Dieses Bild ist typisch für die gesamte Welt. Nur ist die Situation in den armen Ländern noch schlimmer. Es gibt Ausnahmen. Ich habe Länder erwähnt, die eine gewisse Zeit lang die Regeln brechen konnten, zum Beispiel, auf sehr spektakuläre Weise, China. Aber nicht für lange Zeit. Für China heisst es nun ebenfalls "Willkommen im Club!", nachdem kürzlich ein Freihandelsabkommen unterzeichnet wurde, bei dem es sich eigentlich um ein "freie-Investitionen-Abkommen" handelt, um das Wall Street Journal zu zitieren. In der US-Presse wurde dieses Abkommen als frohe Botschaft für die Finanzkonzerne, für die Telekombranche, für Boeing und andere Unternehmen gefeiert. Doch wer das Kleingedruckte liest wird merken, dass nicht alles so rosig ist. Zum Beispiel gibt es das Problem von Dutzenden oder Hunderten Millionen chinesischen ArbeiterInnen, die in ineffizienten Fabriken arbeiten und deren Arbeitsplätze verschwinden werden.

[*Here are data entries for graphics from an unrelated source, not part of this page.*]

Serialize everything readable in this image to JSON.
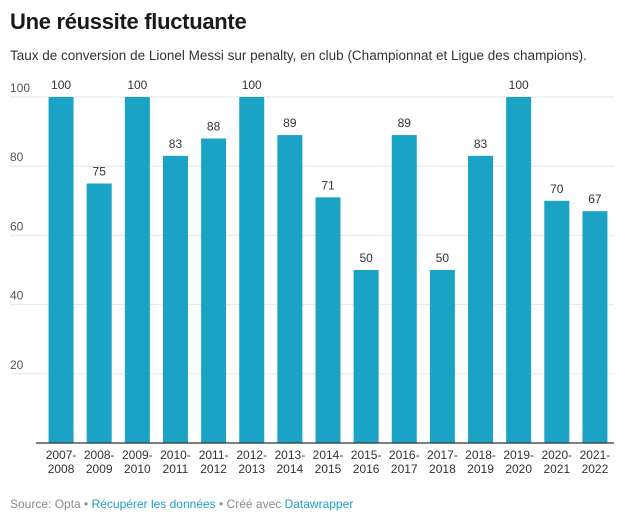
{
  "header": {
    "title": "Une réussite fluctuante",
    "subtitle": "Taux de conversion de Lionel Messi sur penalty, en club (Championnat et Ligue des champions)."
  },
  "footer": {
    "source": "Source: Opta",
    "sep1": " • ",
    "download_link": "Récupérer les données",
    "sep2": " • ",
    "created_with": "Créé avec ",
    "tool_link": "Datawrapper"
  },
  "colors": {
    "bar": "#1ba3c6",
    "grid": "#e6e6e6",
    "axis": "#333333",
    "tick_label": "#555555",
    "value_label": "#333333"
  },
  "chart_data": {
    "type": "bar",
    "title": "Une réussite fluctuante",
    "categories": [
      [
        "2007-",
        "2008"
      ],
      [
        "2008-",
        "2009"
      ],
      [
        "2009-",
        "2010"
      ],
      [
        "2010-",
        "2011"
      ],
      [
        "2011-",
        "2012"
      ],
      [
        "2012-",
        "2013"
      ],
      [
        "2013-",
        "2014"
      ],
      [
        "2014-",
        "2015"
      ],
      [
        "2015-",
        "2016"
      ],
      [
        "2016-",
        "2017"
      ],
      [
        "2017-",
        "2018"
      ],
      [
        "2018-",
        "2019"
      ],
      [
        "2019-",
        "2020"
      ],
      [
        "2020-",
        "2021"
      ],
      [
        "2021-",
        "2022"
      ]
    ],
    "values": [
      100,
      75,
      100,
      83,
      88,
      100,
      89,
      71,
      50,
      89,
      50,
      83,
      100,
      70,
      67
    ],
    "ylim": [
      0,
      100
    ],
    "yticks": [
      20,
      40,
      60,
      80,
      100
    ],
    "grid": true,
    "value_labels": true
  }
}
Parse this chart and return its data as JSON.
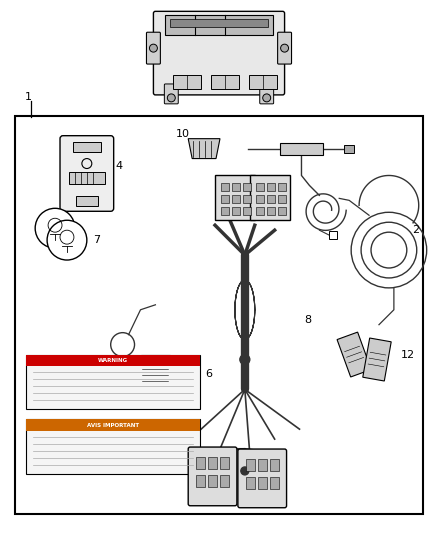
{
  "bg_color": "#ffffff",
  "line_color": "#000000",
  "part_color": "#333333",
  "gray_light": "#cccccc",
  "gray_mid": "#999999",
  "gray_dark": "#555555"
}
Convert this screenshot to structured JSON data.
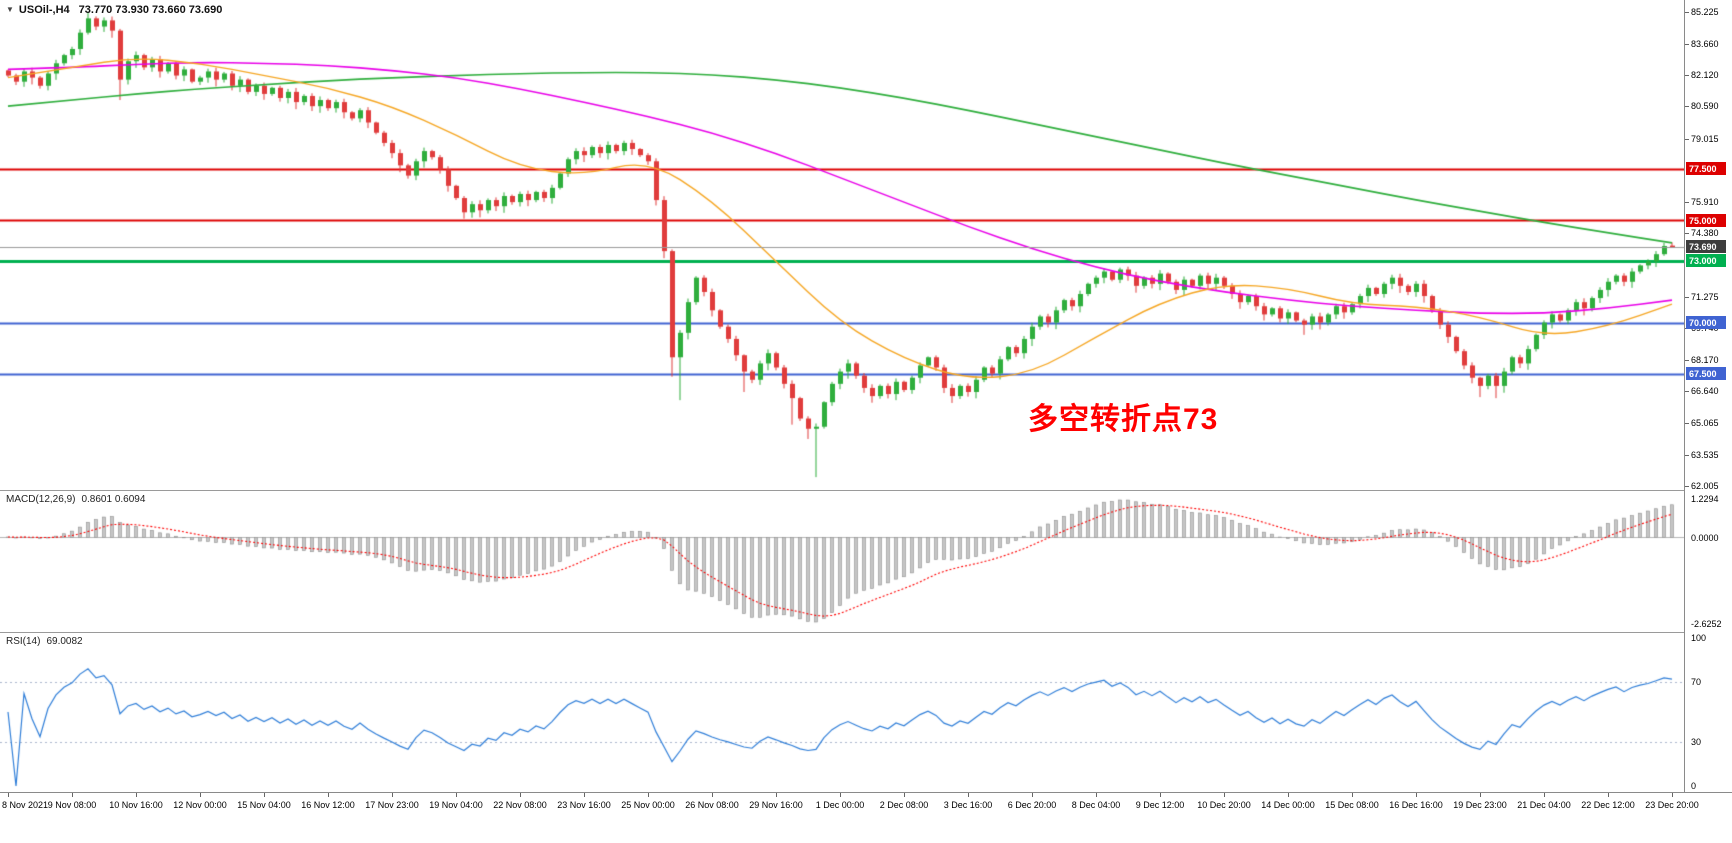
{
  "header": {
    "dropdown_arrow": "▼",
    "symbol_timeframe": "USOil-,H4",
    "ohlc_text": "73.770 73.930 73.660 73.690"
  },
  "chart_data": {
    "type": "candlestick",
    "symbol": "USOil-",
    "timeframe": "H4",
    "ohlc_current": {
      "open": 73.77,
      "high": 73.93,
      "low": 73.66,
      "close": 73.69
    },
    "ylim": [
      61.8,
      85.8
    ],
    "price_axis_labels": [
      "85.225",
      "83.660",
      "82.120",
      "80.590",
      "79.015",
      "75.910",
      "74.380",
      "71.275",
      "69.740",
      "68.170",
      "66.640",
      "65.065",
      "63.535",
      "62.005"
    ],
    "time_axis_labels": [
      "8 Nov 2021",
      "9 Nov 08:00",
      "10 Nov 16:00",
      "12 Nov 00:00",
      "15 Nov 04:00",
      "16 Nov 12:00",
      "17 Nov 23:00",
      "19 Nov 04:00",
      "22 Nov 08:00",
      "23 Nov 16:00",
      "25 Nov 00:00",
      "26 Nov 08:00",
      "29 Nov 16:00",
      "1 Dec 00:00",
      "2 Dec 08:00",
      "3 Dec 16:00",
      "6 Dec 20:00",
      "8 Dec 04:00",
      "9 Dec 12:00",
      "10 Dec 20:00",
      "14 Dec 00:00",
      "15 Dec 08:00",
      "16 Dec 16:00",
      "19 Dec 23:00",
      "21 Dec 04:00",
      "22 Dec 12:00",
      "23 Dec 20:00"
    ],
    "bars_per_time_label": 8,
    "closes": [
      82.1,
      81.8,
      82.3,
      82.0,
      81.6,
      82.2,
      82.7,
      83.1,
      83.4,
      84.2,
      84.9,
      84.5,
      84.8,
      84.3,
      81.9,
      82.8,
      83.1,
      82.5,
      82.9,
      82.3,
      82.7,
      82.1,
      82.4,
      81.8,
      82.0,
      82.3,
      81.9,
      82.2,
      81.6,
      81.9,
      81.3,
      81.6,
      81.2,
      81.5,
      81.0,
      81.3,
      80.8,
      81.1,
      80.6,
      80.9,
      80.5,
      80.8,
      80.3,
      80.0,
      80.4,
      79.8,
      79.3,
      78.8,
      78.3,
      77.7,
      77.2,
      77.9,
      78.4,
      78.1,
      77.5,
      76.7,
      76.1,
      75.4,
      75.8,
      75.5,
      76.0,
      75.7,
      76.2,
      75.9,
      76.3,
      76.0,
      76.4,
      76.1,
      76.6,
      77.3,
      78.0,
      78.4,
      78.2,
      78.6,
      78.3,
      78.7,
      78.4,
      78.8,
      78.5,
      78.2,
      77.9,
      76.0,
      73.5,
      68.3,
      69.5,
      71.0,
      72.2,
      71.5,
      70.6,
      69.8,
      69.2,
      68.4,
      67.6,
      67.2,
      68.0,
      68.5,
      67.8,
      67.0,
      66.3,
      65.3,
      64.8,
      64.9,
      66.1,
      67.0,
      67.6,
      68.0,
      67.4,
      66.8,
      66.4,
      66.9,
      66.5,
      67.1,
      66.7,
      67.3,
      67.9,
      68.3,
      67.8,
      66.8,
      66.4,
      66.9,
      66.6,
      67.2,
      67.8,
      67.5,
      68.2,
      68.8,
      68.5,
      69.2,
      69.8,
      70.3,
      70.0,
      70.6,
      71.1,
      70.8,
      71.4,
      71.9,
      72.2,
      72.5,
      72.1,
      72.6,
      72.3,
      71.8,
      72.2,
      71.9,
      72.4,
      72.0,
      71.6,
      72.1,
      71.8,
      72.3,
      71.9,
      72.2,
      71.8,
      71.4,
      71.0,
      71.3,
      70.8,
      70.4,
      70.7,
      70.2,
      70.5,
      70.1,
      69.9,
      70.3,
      70.0,
      70.4,
      70.8,
      70.5,
      70.9,
      71.3,
      71.7,
      71.4,
      71.9,
      72.2,
      71.8,
      71.5,
      71.9,
      71.3,
      70.6,
      69.9,
      69.3,
      68.6,
      67.9,
      67.3,
      66.9,
      67.4,
      66.9,
      67.6,
      68.3,
      68.0,
      68.7,
      69.4,
      70.0,
      70.4,
      70.1,
      70.6,
      71.0,
      70.7,
      71.2,
      71.6,
      72.0,
      72.3,
      72.0,
      72.5,
      72.8,
      73.0,
      73.35,
      73.75,
      73.69
    ],
    "wick_overrides": {
      "10": {
        "h": 85.22
      },
      "14": {
        "l": 80.9
      },
      "50": {
        "l": 77.05
      },
      "57": {
        "l": 75.09
      },
      "83": {
        "l": 67.35
      },
      "84": {
        "l": 66.2
      },
      "92": {
        "l": 66.6
      },
      "98": {
        "l": 65.0
      },
      "100": {
        "l": 64.3
      },
      "101": {
        "l": 62.43
      },
      "162": {
        "l": 69.4
      },
      "184": {
        "l": 66.35
      },
      "186": {
        "l": 66.3
      },
      "207": {
        "h": 73.9
      },
      "208": {
        "o": 73.77,
        "h": 73.93,
        "l": 73.66,
        "c": 73.69
      }
    },
    "candle_colors": {
      "up": "#2fae3d",
      "down": "#e03c3c"
    },
    "horizontal_lines": [
      {
        "price": 77.5,
        "label": "77.500",
        "color": "#dd0000",
        "width": 2
      },
      {
        "price": 75.0,
        "label": "75.000",
        "color": "#dd0000",
        "width": 2
      },
      {
        "price": 73.0,
        "label": "73.000",
        "color": "#00b050",
        "width": 3
      },
      {
        "price": 70.0,
        "label": "70.000",
        "color": "#3f63d2",
        "width": 2
      },
      {
        "price": 67.5,
        "label": "67.500",
        "color": "#3f63d2",
        "width": 2
      }
    ],
    "current_price_line": {
      "price": 73.69,
      "label": "73.690",
      "line_color": "#9a9a9a",
      "badge_color": "#3d3d3d"
    },
    "moving_averages": [
      {
        "name": "ma-long-green",
        "color": "#2fae3d",
        "line_width": 1.7,
        "sample_step": 8,
        "points": [
          80.6,
          80.9,
          81.2,
          81.45,
          81.65,
          81.85,
          82.0,
          82.1,
          82.2,
          82.25,
          82.25,
          82.15,
          81.9,
          81.5,
          81.0,
          80.4,
          79.75,
          79.1,
          78.45,
          77.8,
          77.2,
          76.6,
          76.0,
          75.45,
          74.9,
          74.4,
          73.9
        ]
      },
      {
        "name": "ma-mid-magenta",
        "color": "#e800e8",
        "line_width": 1.6,
        "sample_step": 8,
        "points": [
          82.4,
          82.5,
          82.65,
          82.75,
          82.7,
          82.6,
          82.35,
          82.0,
          81.45,
          80.8,
          80.1,
          79.3,
          78.3,
          77.1,
          75.9,
          74.7,
          73.6,
          72.7,
          72.0,
          71.5,
          71.1,
          70.8,
          70.6,
          70.45,
          70.45,
          70.7,
          71.1
        ]
      },
      {
        "name": "ma-short-orange",
        "color": "#f5a623",
        "line_width": 1.4,
        "sample_step": 8,
        "points": [
          82.0,
          82.5,
          83.0,
          82.7,
          82.1,
          81.5,
          80.6,
          79.2,
          77.6,
          77.2,
          78.0,
          76.0,
          73.0,
          70.0,
          68.2,
          67.2,
          67.5,
          69.3,
          71.0,
          71.9,
          71.7,
          70.9,
          70.8,
          70.3,
          69.3,
          69.8,
          70.9
        ]
      }
    ],
    "indicators": {
      "macd": {
        "name": "MACD(12,26,9)",
        "values_text": "0.8601 0.6094",
        "fast": 12,
        "slow": 26,
        "signal": 9,
        "scale_top": "1.2294",
        "scale_zero": "0.0000",
        "scale_bottom": "-2.6252",
        "histogram_color": "#c6c6c6",
        "signal_color": "#ff0000"
      },
      "rsi": {
        "name": "RSI(14)",
        "value_text": "69.0082",
        "period": 14,
        "line_color": "#2f7ed8",
        "levels": [
          "100",
          "70",
          "30",
          "0"
        ],
        "level_lines": [
          70,
          30
        ]
      }
    },
    "annotation": {
      "text": "多空转折点73",
      "color": "#ff0000"
    }
  }
}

Diese Fabriken sind genauso ineffizient wie viele amerikanische Fabriken in den 80er Jahren. Präsident Reagan, der die protektionistischste Politik der USA in der gesamten Nachkriegszeit betrieben hat, verbannte daraufhin japanische Produkte vom US-Markt und versuchte, die US-Industrie mit staatlicher Unterstützung wieder auf Vordermann zu bringen. Aber China wird dies nicht tun können: Es ist ein armes Land. Diese ineffizienten Fabriken garantieren ihren Angestellten nicht nur den Lebensunterhalt, sondern zugleich Versicherungsprämien für die Altersvorsorge. Und dann gibt es da noch ein kleines Problem: Eine Million amerikanische Lohnabhängige werden ihre Stelle verlieren, da Billiglohnarbeit nach China abwandern dürfte. Theoretisch könnte das gut sein für China und dort zu einem Anstieg der Löhne führen, wenn da nicht noch ein anderer kleiner Nachteil des "freie-Investitionen-Abkommens" wäre. Man erwartet, dass 900 Millionen chinesische Bauern ihre Höfe verlassen werden müssen und in grosse Schwierigkeiten geraten werden, wenn ihr Heimmarkt von subventionierten Exportprodukten der amerikanischen Agro-Industrie überflutet wird. Diese US-Importwelle wird sie massenweise auf den chinesischen Arbeitsmarkt spülen und auf die Löhne drücken.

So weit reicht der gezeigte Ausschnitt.